Music works with the tone of the series very well; a lot of the soundtrack is very ethereal and relaxing, almost the kind you’d meditate to. There is a typical J-pop opening number but the rest of the score is used very well to create a happy emotion or really drum in the sadness of a situation when needed.
If you plan on watching the series in Japanese, I must warn you about the subtitles; whilst perfectly readable, they unfortunately haven’t been programmed to cope with more than one line of dialogue or on-screen text. For example: one character is talking but there’s a sign in kanji on screen as well, instead of most DVD’s having the sign translation on a different line or colour whilst the speech is being translated underneath, Clannad’s subtitles instead will have one translated then the other – it won’t have them separate. This can create the situation where one line will literally be up for a mere second before it suddenly cuts to the next line. I had to rewind a few times because I kept missing out on what was said. Some of the other DVD options are a bit weird too; there are no extras, but on each episode you have the Japanese credits, the next episode preview, AND THEN a black and white English credits rolling with the ending song repeated over the top. So you’re literally getting the credits twice. Weird choice indeed.

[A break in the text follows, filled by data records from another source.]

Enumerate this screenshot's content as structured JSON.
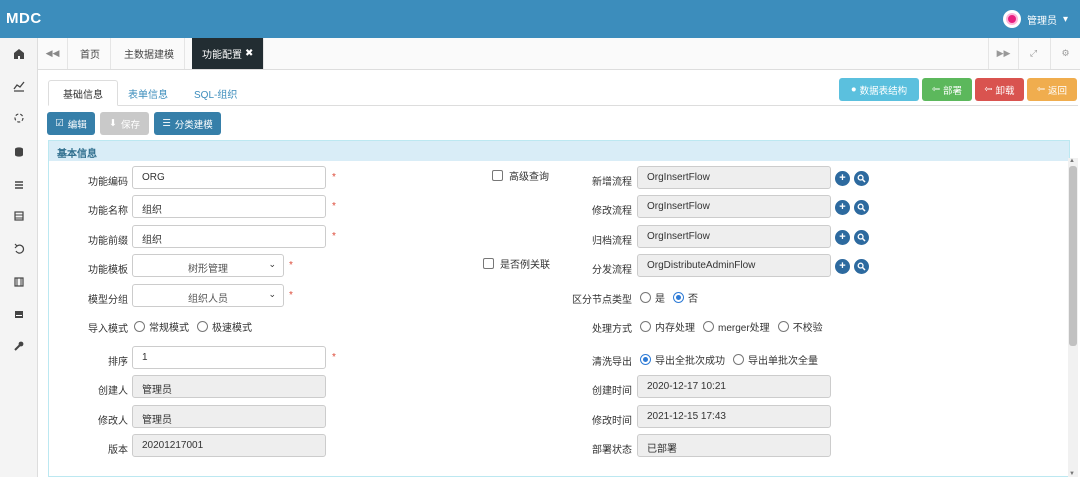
{
  "app": {
    "logo": "MDC",
    "user": "管理员"
  },
  "sidebar": {
    "icons": [
      "home-icon",
      "chart-icon",
      "circle-icon",
      "database-icon",
      "list-icon",
      "table-icon",
      "undo-icon",
      "film-icon",
      "drive-icon",
      "wrench-icon"
    ]
  },
  "tabbar": {
    "nav_back": "◀◀",
    "tabs": [
      {
        "label": "首页"
      },
      {
        "label": "主数据建模"
      },
      {
        "label": "功能配置",
        "close": "✖"
      }
    ],
    "nav_fwd": "▶▶",
    "expand": "⤢",
    "settings": "⚙"
  },
  "subtabs": [
    "基础信息",
    "表单信息",
    "SQL-组织"
  ],
  "header_buttons": {
    "table_structure": "数据表结构",
    "deploy": "部署",
    "unload": "卸载",
    "back": "返回"
  },
  "actions": {
    "edit": "编辑",
    "save": "保存",
    "categorize": "分类建模"
  },
  "panel": {
    "title": "基本信息"
  },
  "form": {
    "code": {
      "label": "功能编码",
      "value": "ORG"
    },
    "name": {
      "label": "功能名称",
      "value": "组织"
    },
    "prefix": {
      "label": "功能前缀",
      "value": "组织"
    },
    "template": {
      "label": "功能模板",
      "value": "树形管理"
    },
    "model_group": {
      "label": "模型分组",
      "value": "组织人员"
    },
    "import_mode": {
      "label": "导入模式",
      "options": [
        "常规模式",
        "极速模式"
      ]
    },
    "order": {
      "label": "排序",
      "value": "1"
    },
    "creator": {
      "label": "创建人",
      "value": "管理员"
    },
    "modifier": {
      "label": "修改人",
      "value": "管理员"
    },
    "version": {
      "label": "版本",
      "value": "20201217001"
    },
    "advanced_query": "高级查询",
    "instance_assoc": "是否例关联",
    "add_flow": {
      "label": "新增流程",
      "value": "OrgInsertFlow"
    },
    "modify_flow": {
      "label": "修改流程",
      "value": "OrgInsertFlow"
    },
    "archive_flow": {
      "label": "归档流程",
      "value": "OrgInsertFlow"
    },
    "dispatch_flow": {
      "label": "分发流程",
      "value": "OrgDistributeAdminFlow"
    },
    "distinguish_node": {
      "label": "区分节点类型",
      "options": [
        "是",
        "否"
      ],
      "selected": "否"
    },
    "process_mode": {
      "label": "处理方式",
      "options": [
        "内存处理",
        "merger处理",
        "不校验"
      ]
    },
    "clean_export": {
      "label": "清洗导出",
      "options": [
        "导出全批次成功",
        "导出单批次全量"
      ],
      "selected": "导出全批次成功"
    },
    "create_time": {
      "label": "创建时间",
      "value": "2020-12-17 10:21"
    },
    "modify_time": {
      "label": "修改时间",
      "value": "2021-12-15 17:43"
    },
    "deploy_status": {
      "label": "部署状态",
      "value": "已部署"
    },
    "required_mark": "*"
  },
  "colors": {
    "header": "#3c8dbc",
    "info": "#5bc0de",
    "success": "#5cb85c",
    "danger": "#d9534f",
    "warning": "#f0ad4e",
    "primary": "#367fa9"
  }
}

I didn’t know what to expect when I went into Clannad, but I didn’t expect to get what I got given – a school drama that has a good heart and slightly uncanny tone to it. At the end of the 12 episodes I can’t say I’m completely in love with the series but I did laugh on numerous occasions and got emotionally invested at the conclusion of one of the character’s story arcs, so I want to see what it builds up to and how they find closure at the end of their journeys. If you’re looking for something out of the ordinary and don’t mind the slow pace then there’s no harm in picking this up.